Patricia reis in Morder-te o coração

(Foi por acaso que descobri este livro que se lê de uma vez só, tal é o seu encanto. Recomendo)


domingo, dezembro 28, 2008

Contemplação

Sábado, 07h30m.
Fui à janela e nevava.
Contemplei.

quinta-feira, novembro 13, 2008

Elas

"A todas as que durante séculos suportaram horas rotineiras e dias de angústia para se manterem no seu patamar.
Às que tiveram por divisa manter um horizonte justo e igualitário, iluminado pela luz da equidade, impedidas de apreciar o seu percurso e obrigadas apenas a saber que estavam no caminho.
Àquelas que travaram um combate sombrio contra quem cercou o seu ânimo, anos e anos, ferindo-se e consumindo as entranhas, mas a quem o tempo, a nobreza e a vontade acabaram por curar.
A todas as que com paciência e sabedoria viveram com a convicção de partilhar os louros com corações semelhantes.
Às que mesmo diante a morte demonstraram que tinham sido moldadas no mesmo barro que nós, os homens, ignorantes que nunca compreendemos esse momento de igualdade."

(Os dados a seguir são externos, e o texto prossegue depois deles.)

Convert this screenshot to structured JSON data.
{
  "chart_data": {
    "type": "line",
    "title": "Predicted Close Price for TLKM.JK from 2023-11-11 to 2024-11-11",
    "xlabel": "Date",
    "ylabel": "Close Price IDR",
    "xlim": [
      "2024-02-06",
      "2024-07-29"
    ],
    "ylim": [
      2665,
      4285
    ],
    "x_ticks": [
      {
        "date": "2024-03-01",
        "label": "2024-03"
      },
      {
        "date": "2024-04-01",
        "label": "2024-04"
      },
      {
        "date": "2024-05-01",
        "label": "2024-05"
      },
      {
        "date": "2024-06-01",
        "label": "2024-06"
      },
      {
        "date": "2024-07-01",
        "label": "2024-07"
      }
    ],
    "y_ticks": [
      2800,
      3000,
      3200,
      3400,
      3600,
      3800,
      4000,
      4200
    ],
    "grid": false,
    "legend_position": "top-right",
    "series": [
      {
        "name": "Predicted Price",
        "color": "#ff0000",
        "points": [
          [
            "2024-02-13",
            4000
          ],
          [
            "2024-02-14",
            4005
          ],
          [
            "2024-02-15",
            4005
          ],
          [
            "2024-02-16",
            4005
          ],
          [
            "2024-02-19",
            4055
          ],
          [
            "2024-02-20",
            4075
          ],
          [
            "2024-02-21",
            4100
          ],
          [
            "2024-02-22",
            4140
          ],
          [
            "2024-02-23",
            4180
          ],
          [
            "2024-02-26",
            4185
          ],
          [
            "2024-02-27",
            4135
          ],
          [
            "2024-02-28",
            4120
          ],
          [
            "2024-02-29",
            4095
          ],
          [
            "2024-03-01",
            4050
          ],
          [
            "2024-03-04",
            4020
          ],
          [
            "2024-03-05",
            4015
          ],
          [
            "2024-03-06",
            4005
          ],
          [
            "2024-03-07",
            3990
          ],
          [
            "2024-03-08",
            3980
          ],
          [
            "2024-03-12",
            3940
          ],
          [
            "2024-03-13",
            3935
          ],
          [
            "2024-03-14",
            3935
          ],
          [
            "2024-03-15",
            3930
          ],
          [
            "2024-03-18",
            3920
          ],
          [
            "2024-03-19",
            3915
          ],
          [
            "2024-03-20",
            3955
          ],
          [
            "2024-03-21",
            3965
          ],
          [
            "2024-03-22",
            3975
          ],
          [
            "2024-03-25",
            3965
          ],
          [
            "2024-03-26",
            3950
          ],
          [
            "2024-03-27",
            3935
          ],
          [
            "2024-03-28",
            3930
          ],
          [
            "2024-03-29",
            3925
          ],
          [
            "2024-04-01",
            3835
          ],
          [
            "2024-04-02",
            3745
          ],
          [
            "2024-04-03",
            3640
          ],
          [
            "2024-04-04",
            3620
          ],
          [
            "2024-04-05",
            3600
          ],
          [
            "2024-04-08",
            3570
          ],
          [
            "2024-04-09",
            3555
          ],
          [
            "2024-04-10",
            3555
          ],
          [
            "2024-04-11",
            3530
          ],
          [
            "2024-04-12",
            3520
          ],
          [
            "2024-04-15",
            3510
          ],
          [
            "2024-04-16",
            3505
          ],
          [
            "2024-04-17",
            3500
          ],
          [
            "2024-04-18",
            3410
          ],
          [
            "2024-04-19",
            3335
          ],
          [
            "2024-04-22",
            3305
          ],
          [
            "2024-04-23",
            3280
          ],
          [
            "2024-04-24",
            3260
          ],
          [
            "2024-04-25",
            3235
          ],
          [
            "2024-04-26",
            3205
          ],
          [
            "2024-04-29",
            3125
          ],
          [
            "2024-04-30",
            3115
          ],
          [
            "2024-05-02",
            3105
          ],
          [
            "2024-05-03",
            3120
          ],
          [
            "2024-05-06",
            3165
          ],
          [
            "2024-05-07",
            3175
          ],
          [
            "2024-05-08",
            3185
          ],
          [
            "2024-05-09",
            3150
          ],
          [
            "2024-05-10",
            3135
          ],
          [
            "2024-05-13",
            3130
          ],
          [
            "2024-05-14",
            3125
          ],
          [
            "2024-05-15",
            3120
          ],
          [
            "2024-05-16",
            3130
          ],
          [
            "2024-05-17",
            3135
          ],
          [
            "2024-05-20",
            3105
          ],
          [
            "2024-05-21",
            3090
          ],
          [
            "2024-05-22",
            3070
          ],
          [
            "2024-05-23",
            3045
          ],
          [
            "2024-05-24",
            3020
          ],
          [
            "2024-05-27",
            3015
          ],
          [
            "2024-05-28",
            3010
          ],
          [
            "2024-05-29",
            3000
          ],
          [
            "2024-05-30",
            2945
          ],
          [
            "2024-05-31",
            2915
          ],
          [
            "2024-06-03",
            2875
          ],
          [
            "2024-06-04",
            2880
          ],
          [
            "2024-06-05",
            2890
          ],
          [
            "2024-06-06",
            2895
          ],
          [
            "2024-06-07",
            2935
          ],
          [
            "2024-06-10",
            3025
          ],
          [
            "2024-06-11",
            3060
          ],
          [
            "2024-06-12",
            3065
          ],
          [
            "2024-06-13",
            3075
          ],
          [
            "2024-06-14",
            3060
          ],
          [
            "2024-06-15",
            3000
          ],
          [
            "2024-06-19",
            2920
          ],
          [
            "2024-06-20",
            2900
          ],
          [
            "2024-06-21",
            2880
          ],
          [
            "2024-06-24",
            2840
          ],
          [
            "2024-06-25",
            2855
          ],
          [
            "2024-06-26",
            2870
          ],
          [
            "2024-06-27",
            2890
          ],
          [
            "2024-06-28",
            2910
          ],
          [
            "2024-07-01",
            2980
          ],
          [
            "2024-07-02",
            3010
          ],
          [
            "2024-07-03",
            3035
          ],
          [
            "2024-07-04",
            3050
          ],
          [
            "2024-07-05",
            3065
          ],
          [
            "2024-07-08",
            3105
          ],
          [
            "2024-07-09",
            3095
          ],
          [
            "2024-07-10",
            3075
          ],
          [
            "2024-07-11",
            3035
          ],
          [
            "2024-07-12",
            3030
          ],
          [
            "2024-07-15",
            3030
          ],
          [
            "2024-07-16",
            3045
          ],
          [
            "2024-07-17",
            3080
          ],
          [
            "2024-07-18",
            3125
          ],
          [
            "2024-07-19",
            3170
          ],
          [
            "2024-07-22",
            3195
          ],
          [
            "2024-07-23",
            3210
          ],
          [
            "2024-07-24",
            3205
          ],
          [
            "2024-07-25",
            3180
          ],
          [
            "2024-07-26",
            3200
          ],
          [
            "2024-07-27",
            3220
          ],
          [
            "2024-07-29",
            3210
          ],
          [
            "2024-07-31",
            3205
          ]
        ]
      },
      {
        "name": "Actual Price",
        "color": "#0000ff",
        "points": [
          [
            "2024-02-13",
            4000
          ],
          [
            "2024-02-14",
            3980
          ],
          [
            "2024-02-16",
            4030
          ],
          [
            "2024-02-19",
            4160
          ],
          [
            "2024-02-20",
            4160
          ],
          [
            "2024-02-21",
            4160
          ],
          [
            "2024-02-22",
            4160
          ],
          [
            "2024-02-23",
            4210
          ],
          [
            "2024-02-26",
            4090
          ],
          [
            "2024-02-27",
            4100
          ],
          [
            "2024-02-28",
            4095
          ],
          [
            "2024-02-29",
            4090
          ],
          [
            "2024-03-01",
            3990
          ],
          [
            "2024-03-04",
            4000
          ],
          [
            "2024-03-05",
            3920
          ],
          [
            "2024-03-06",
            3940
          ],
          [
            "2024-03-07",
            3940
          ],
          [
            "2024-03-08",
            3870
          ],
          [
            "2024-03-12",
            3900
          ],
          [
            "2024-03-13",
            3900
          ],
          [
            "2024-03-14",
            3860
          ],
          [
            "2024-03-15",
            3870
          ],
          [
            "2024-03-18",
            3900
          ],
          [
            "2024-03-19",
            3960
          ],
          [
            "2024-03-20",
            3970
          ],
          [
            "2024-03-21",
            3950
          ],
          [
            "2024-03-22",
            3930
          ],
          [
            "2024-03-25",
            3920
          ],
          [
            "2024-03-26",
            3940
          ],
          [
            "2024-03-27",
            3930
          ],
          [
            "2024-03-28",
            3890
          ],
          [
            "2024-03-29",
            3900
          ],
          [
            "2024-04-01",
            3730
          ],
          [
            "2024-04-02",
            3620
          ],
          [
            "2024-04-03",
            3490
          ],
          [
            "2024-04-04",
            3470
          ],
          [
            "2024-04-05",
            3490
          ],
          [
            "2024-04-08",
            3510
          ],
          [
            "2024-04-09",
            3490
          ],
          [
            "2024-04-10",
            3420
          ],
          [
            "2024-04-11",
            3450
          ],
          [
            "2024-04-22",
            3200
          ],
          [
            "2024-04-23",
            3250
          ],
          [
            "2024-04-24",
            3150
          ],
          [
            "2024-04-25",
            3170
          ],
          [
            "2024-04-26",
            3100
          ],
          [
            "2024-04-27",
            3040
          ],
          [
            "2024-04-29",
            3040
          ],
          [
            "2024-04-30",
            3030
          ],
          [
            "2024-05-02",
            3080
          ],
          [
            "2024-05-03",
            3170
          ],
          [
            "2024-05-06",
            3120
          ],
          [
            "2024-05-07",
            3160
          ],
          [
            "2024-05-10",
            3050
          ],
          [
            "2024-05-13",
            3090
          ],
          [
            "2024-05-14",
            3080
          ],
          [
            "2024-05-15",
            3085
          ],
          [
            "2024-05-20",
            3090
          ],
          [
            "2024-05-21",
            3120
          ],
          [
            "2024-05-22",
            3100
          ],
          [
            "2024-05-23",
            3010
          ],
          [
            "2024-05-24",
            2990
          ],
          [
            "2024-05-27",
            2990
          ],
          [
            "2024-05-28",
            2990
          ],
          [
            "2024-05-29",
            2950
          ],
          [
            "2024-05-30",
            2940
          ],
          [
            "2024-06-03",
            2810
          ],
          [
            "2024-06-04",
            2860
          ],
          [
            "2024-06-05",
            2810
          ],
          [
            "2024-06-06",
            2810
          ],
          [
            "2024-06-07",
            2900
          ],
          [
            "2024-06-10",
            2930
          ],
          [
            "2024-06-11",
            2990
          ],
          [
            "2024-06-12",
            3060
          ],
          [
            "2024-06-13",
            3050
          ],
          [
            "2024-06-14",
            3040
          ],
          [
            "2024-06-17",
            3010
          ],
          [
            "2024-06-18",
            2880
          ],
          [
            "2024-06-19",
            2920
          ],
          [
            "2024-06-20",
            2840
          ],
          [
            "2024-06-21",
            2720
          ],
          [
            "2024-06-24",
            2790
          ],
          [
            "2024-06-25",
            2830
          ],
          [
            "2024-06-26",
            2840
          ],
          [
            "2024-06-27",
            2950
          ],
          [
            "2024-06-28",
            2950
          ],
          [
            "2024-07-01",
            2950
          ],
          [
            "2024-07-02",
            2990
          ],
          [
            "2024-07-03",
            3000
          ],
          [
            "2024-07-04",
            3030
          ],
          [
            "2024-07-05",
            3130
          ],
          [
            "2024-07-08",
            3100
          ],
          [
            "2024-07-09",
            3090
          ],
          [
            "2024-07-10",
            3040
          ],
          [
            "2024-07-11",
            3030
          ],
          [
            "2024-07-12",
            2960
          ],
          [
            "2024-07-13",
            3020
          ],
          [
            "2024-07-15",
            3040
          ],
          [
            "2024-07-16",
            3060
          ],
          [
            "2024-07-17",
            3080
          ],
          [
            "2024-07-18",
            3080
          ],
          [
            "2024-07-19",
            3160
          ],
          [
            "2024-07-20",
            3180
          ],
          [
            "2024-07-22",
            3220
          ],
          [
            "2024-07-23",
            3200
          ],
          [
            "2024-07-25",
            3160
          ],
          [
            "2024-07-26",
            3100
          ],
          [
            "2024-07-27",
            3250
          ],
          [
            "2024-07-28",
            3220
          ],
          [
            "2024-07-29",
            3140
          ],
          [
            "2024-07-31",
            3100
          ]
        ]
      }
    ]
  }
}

Arturo Ortega Blake in A história da Papisa Joana

quarta-feira, outubro 15, 2008

Paixão! Pedro

"Sabe que atravessou uma fronteira mas não sabe dizer qual. Se alguém lhe perguntasse faria um esforço e talvez encontrasse não a resposta certa mas uma possível que calasse a pergunta. Mas não há quem lhe pergunte. Vai até ao espelho do quarto de banho e olha a sua cara. Tão estranho ter-se uma cara. O lugar dos olhos. O desenho dos lábios. A cor da pele. Passa água fresca sobre a cara. Não se seca com a toalha que está mesmo ao seu lado direito. Continua a olhar-se com a cara molhada. O que nos une é uma mesma ignorância. É uma frase que lhe vem com frequência à cabeça nas últimas semanas."
Pedro Paixão in Rosa Vermelha em Quarto Escuro.